Soccer chief says U.S. is not discussing joint World Cup bid with Mexico

Sunil Gulati, president of the United States Soccer Federation, listens to a question during a news conference in Bristol, Conn., on Oct. 10 2014.

Sunil Gulati, president of the United States Soccer Federation, listens to a question during a news conference in Bristol, Conn., on Oct. 10 2014.

(Elise Amendola / Associated Press)

U.S. Soccer Federation President Sunil Gulati says his group has not made a decision regarding a bid for the 2026 World Cup and has certainly not offered to share that tournament with Mexico, contradicting reports from last week’s FIFA Congress in Mexico City.

In an online story, ESPN wrote that John Motta, a member of the USSF board, said the U.S. and Mexico had discussed joining forces to stage the tournament. Motta was also quoted as saying that if a sharing arrangement could not be worked out, the U.S. would bid on the event alone.

But this week Gulati took issue with that report.

“We haven’t made a decision about the [2026] World Cup. Until we know what the rules are of the bid process -- which won’t be until October at the earliest -- we’re not going to be making a decision,” he said. “And we certainly haven’t had any formal discussions with the Mexican federation at this point.”


Although the U.S. is considered a favorite to win the 2026 tournament should it submit a bit, Gulati said there’s no guarantee the federation will do so. In 2010, the U.S. was widely expected to win the rights to the 2022 event only to lose to Qatar in a vote clouded by charges of bribery and corruption.

A vote on the 2026 tournament is not expected to take place until May 2020.

The only time the U.S. has played host to the World Cup was in 1994, and that tournament remains the most successful ever, drawing 3.6 million fans, an average of nearly 69,000 for the 52 matches. Both marks are still World Cup records despite the fact the tournament has expanded by eight teams and 12 games since then.

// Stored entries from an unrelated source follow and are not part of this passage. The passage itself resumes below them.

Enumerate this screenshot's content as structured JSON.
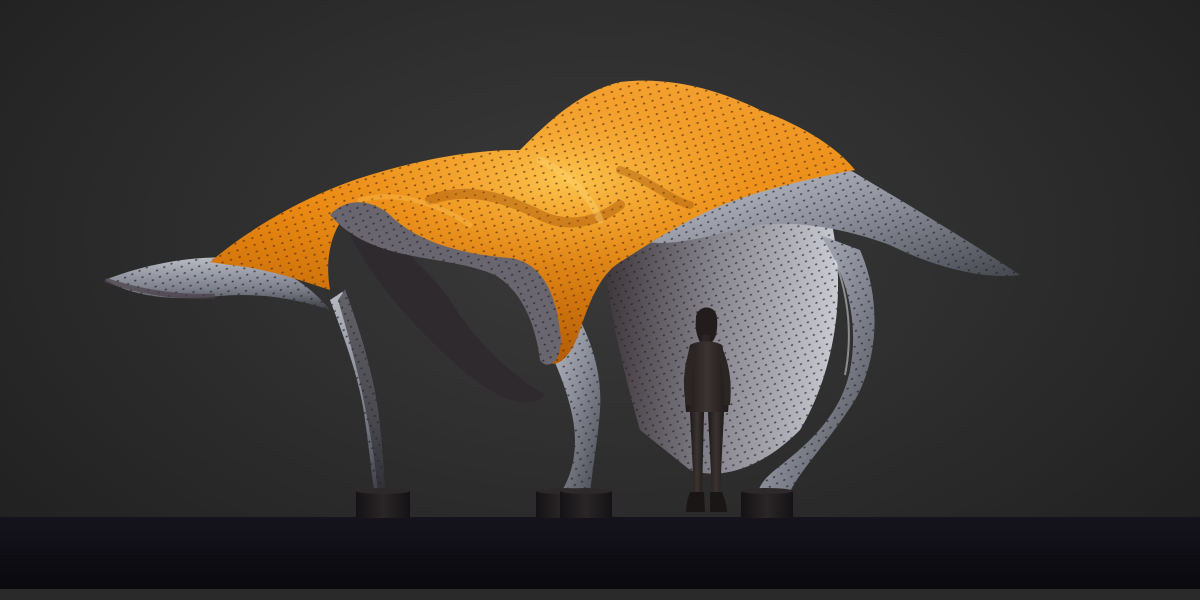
{
  "scene": {
    "subject": "sculpture-render",
    "colors": {
      "background": "#2e2e2e",
      "ground": "#0e0d14",
      "canopy_orange": "#e8860f",
      "canopy_highlight": "#f7a93a",
      "canopy_shadow": "#a85608",
      "metal_light": "#a9acb6",
      "metal_dark": "#4b4d58",
      "pedestal": "#1c1a1d",
      "figure": "#2a2524"
    },
    "pedestals_count": 4,
    "has_human_scale_figure": true
  }
}
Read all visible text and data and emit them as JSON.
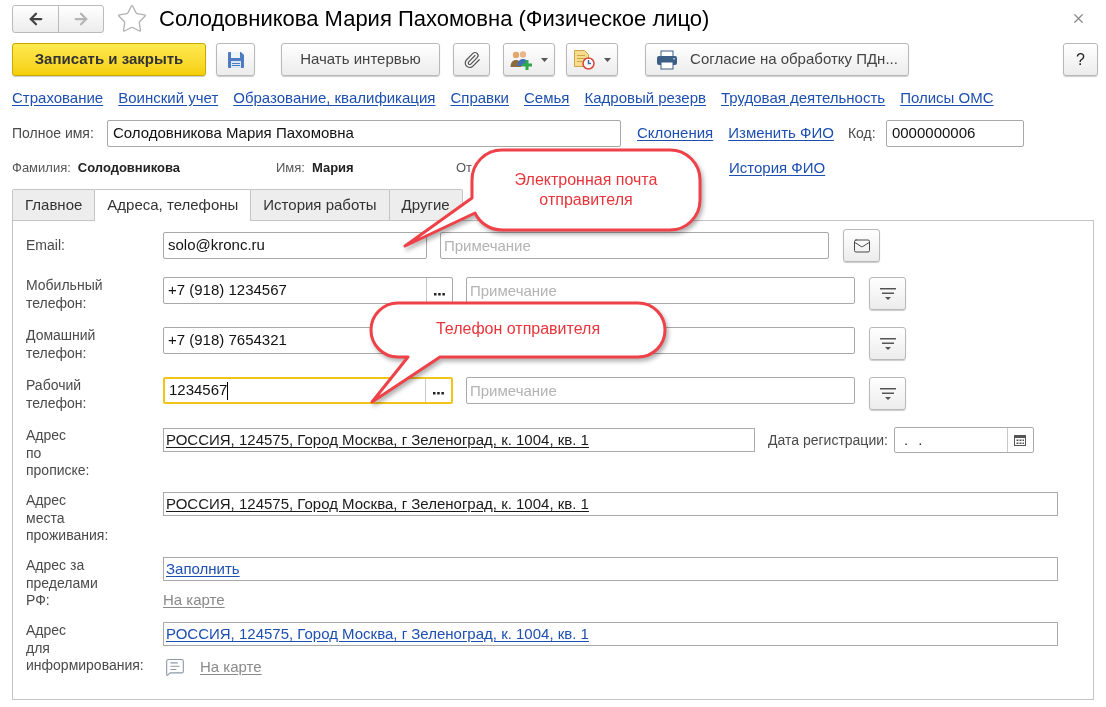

“I don’t believe that record will be broken until the U.S. hosts another World Cup,” Gulati said.

The U.S. will get another chance to show off its organizational muscle next month when it stages the 16-team Copa America Centenario, the oldest and arguably among the most important international soccer events. The 32 games will be played in 10 cities over 23 days, and organizers are hopeful the tournament -- which will feature teams from Brazil, Chile, Argentina, Mexico and the U.S. -- will draw more 1.25 million fans.

“Other than the launch of Major League Soccer, I don’t think there has been a more significant happening for the game since 1994,” said John Guppy, a former MLS executive who now runs a soccer-specific marketing agency. But Guppy says the idea that a successful Copa America is a necessary audition for a World Cup bid is wrong.

“I don’t think the U.S. needs to prove to FIFA or anybody that we have the ability to put on the biggest show,” he said. “The U.S. could put on a World Cup in six months’ notice. We have the stadiums, we have the infrastructure. It’s all here.”